An Oscar-nominated film director, a labour organiser for household workers, a physicist who specializes in the brain, a cartoonist chronicler of lesbian life and experts on nanotechnology and cryptography were among this year’s recipients of MacArthur fellows “genius” grants, announced on Wednesday.

The nine women and 12 men will each receive a no-strings-attached stipend of $625,000, paid out over five years. The awards come with no stipulations or reporting requirements, and allows recipients maximum freedom to follow their own creative visions.

Artist Rick Lowe, who has transformed a row of neglected houses in Houston into an art project, community centre and preservation initiative, said he was sitting in a meeting when his phone went off. “It was a huge shock. It’s not the sort of thing that happens everyday,” he said.

He said the grant was presenting a dilemma. “I’m used to not having anything. I now have significant resources and am thinking about what I can do and how it can benefit the community. I keep vacillating between wow, I can do anything and oh shit. What am I going to do? It’s a great problem to have.”

This year’s group includes:

Joshua Oppenheimer, director of The Act of Killing, a 2012 documentary film about the Indonesian killings of 1965–66 that was nominated for an Academy award.

Jennifer Eberhardt, a Stanford University social psychologist who has researched racial stereotypes and crime.
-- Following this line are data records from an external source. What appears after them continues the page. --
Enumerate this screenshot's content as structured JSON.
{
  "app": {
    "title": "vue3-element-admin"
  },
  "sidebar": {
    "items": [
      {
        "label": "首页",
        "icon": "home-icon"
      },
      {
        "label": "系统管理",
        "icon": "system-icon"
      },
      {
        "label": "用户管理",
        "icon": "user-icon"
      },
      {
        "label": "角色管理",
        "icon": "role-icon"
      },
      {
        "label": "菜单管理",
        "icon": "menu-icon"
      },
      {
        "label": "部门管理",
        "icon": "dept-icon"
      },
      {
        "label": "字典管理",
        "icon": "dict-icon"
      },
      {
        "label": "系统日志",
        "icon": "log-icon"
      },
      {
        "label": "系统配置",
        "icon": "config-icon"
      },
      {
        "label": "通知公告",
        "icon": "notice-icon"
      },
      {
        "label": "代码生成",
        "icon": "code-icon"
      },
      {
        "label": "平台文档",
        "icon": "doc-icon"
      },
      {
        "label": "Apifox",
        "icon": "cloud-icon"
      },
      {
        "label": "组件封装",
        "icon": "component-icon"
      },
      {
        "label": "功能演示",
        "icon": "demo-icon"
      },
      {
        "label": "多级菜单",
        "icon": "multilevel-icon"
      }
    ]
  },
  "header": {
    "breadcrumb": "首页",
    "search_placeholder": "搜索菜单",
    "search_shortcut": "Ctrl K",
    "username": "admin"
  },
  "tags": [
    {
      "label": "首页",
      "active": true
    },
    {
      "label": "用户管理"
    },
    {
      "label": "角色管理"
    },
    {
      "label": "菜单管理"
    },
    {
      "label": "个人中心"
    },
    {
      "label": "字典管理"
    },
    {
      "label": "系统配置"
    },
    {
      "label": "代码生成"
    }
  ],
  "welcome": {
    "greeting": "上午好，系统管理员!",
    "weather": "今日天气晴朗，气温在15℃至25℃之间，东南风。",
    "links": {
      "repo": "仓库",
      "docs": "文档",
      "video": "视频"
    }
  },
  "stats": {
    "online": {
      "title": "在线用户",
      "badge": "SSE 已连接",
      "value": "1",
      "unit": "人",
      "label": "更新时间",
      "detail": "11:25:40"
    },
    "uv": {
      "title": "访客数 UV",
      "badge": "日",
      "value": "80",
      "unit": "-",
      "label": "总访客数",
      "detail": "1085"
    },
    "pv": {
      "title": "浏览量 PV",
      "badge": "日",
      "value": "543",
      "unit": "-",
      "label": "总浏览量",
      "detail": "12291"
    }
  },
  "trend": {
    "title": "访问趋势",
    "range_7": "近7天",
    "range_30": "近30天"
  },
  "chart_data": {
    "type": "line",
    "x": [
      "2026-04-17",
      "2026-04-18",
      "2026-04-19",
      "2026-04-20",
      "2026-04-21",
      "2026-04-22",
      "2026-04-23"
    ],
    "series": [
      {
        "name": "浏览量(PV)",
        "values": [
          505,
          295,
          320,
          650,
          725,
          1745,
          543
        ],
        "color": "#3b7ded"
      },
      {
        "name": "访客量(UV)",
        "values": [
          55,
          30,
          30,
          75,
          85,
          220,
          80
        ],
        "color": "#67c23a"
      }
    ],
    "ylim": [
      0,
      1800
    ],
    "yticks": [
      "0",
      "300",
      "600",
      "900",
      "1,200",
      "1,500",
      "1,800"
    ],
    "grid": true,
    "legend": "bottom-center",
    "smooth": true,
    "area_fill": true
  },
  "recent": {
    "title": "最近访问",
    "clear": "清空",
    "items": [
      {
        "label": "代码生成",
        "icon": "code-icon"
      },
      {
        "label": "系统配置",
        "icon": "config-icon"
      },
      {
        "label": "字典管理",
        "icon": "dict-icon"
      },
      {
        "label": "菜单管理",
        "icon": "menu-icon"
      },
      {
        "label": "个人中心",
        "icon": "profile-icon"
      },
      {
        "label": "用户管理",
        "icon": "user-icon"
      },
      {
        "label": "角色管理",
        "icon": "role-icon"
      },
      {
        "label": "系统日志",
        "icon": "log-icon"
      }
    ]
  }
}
Ai-jen Poo, who as lead organizer of the New York City–based Domestic Workers United has worked to improve conditions and labour standards for the US’s estimated one to two million domestic or private household workers.

Alison Bechdel, the cartoonist behind long-running comic strip Dykes to Watch Out For.

Craig Gentry, a computer scientist who specialises in cryptography and theoretical computer science.

Jonathan Rapping, director of Gideon’s Promise, an organization devoted to training and supporting public defenders across the south-eastern United States.

John Henneberger, a housing advocate in Texas

Sarah Deer’s work as a legal scholar and advocate for Native American women living on reservations, who suffer higher-than-average rates of domestic abuse and sexual violence.

Khaled Mattawa, an associate professor at the University of Michigan, for his poetry and translations of Arab contemporary poets.

“Those who think creativity is dying should examine the life’s work of these extraordinary innovators who work in diverse fields and in different ways to improve our lives and better our world,” said Cecilia Conrad, vice-president of the MacArthur fellows program. “Together they expand our view of what is possible and they inspire us to apply our own talents and imagination.”

The MacArthurs are awarded not for “past accomplishment but rather an investment in a person’s originality, insight, and potential,” according to the foundation’s website. Awards are made by an anonymous group which nominates potential fellows. Former recipients have included writer Cormac McCarthy, film-maker Errol Morris and Nobel prize winning astrophysicist Joseph Taylor.